At the same time, in the lesion score there were values of 0 on the Johnson-Reid scale for all the Eimeria species contained in the vaccine (Figure 1). Despite the resultant high oocyst counts in the samples of fresh faeces, no lesions were observed in the different parts of the intestine and caecum: on the one hand because they are attenuated strains, and on the other because the birds were immunised correctly before the field challenge which occurred at 28 days. Moreover, a good establishment of immunity can be inferred since towards week 8, the critical age for outbreaks of Eimeria necatrix, there was no damage to the intestinal mucosa either. One of the production variables which is most affected during an outbreak of coccidiosis is the mortality of birds at young ages. In this study, mortality amongst the birds that were immunised with strains attenuated for precociousness was 2.64% and 4.11% less in females and males respectively (Graphs 3 and 4).
Coccidiosis in chickens: average mortality in females Graph 3. Cumulative percentage mortality in females
Coccidiosis in chickens: average mortality in males Graph 4. Cumulative percentage mortality in males.
The selection pressure in achieving greater uniformity was less in the females and males that were vaccinated with EVALON® (Graphs 5 and 6), thus reducing the handling and stress of the birds.

Coccidiosis in chickens: selection preasure females Graph 5. Weekly selection pressure of females.

Coccidiosis in chickens: selection preasure males Graph 6. Weekly selection pressure of males.
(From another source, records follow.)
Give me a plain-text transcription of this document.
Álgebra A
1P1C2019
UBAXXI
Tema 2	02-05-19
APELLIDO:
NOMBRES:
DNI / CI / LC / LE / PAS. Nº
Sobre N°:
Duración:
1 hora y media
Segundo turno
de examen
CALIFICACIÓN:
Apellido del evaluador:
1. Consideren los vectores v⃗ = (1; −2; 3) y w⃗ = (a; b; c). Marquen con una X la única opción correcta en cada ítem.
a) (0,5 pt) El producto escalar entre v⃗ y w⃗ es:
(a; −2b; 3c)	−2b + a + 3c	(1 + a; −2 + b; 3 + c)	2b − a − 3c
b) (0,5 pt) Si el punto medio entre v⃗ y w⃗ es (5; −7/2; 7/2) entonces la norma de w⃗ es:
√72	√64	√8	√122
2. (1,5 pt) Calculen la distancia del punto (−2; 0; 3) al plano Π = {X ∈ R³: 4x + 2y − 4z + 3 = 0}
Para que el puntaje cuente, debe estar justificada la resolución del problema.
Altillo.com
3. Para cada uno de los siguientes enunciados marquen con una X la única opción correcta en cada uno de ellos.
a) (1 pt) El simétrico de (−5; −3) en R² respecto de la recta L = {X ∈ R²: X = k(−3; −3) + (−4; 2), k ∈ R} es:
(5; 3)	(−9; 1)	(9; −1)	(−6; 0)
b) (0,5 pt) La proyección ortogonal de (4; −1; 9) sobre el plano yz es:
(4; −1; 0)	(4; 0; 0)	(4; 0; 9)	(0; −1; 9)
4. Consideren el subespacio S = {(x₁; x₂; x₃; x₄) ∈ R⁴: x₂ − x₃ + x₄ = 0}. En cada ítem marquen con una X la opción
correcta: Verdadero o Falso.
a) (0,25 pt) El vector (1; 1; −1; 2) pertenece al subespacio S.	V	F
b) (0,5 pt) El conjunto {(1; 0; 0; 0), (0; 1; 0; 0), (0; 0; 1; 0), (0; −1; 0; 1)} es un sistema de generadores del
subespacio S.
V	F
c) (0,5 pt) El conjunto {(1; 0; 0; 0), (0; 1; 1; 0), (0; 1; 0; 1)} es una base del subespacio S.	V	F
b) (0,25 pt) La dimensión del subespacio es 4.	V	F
Graph 7 shows that the uniformity of the flock was better at the critical ages for coccidial challenges (between weeks 8 and 12), when the birds were immunized with live vaccine attenuated for precociousness. Moreover, the birds vaccinated with EVALON® never had to undergo anticoccidial treatments and had good intestinal integrity, good weight gains and less selection pressure (Graphs 5 and 6).
Coccidiosis in Chickens: uniformity of the flock Graph 7. Percentage uniformity in rearing.
The body weight of females and males was not affected by the administration of the EVALON® vaccine. In Graphs 8 and 9, it can be seen that the birds followed a linear trend towards an increase in body weight. In the females vaccinated with EVALON®, the body weight was +10 grams above the standard weight, compared to the females that were given an unattenuated vaccine, which increased by 133 grams. In the males, both those vaccinated with EVALON® and those vaccinated with unattenuated strains, the weight at 20 weeks of age was slightly higher than the parameter recommended by the breed. The higher final weight in the females of the unattenuated group was surely influenced by a higher selection pressure (due to less uniformity) which resulted also in increased mortality in this group.
Coccidiosis in chickens: body weight of females Graph 8. Weekly body weight (G) of females.
Coccidiosis in chickens: body weight of males Graph 9. Weekly body weight (G) of males.
To conclude, the results of this study show the efficacy of the use of the EVALON® vaccine (live vaccine attenuated for precociousness) in the prevention of Eimeria in broiler breeders, reared on farms and in areas of Mexico at risk of outbreaks of wild coccidia.   REFERENCES:
  • Dardi M., Baratelli M., Boix O., Pagès M., 2017. Safety Concerns regarding coccidiosis vaccines. Comparison of attenuated and non-attenuated type vaccines. Proceedings of the XXth World Veterinary Poultry Association Congress. Edinburgh, UK.
  • Johnson J., Reid W.M., 1970. Anticoccidial drugs: lesion scoring techniques in battery and floor-pen experiments with chickens. Exp. Parasitology 28(1): 30-6.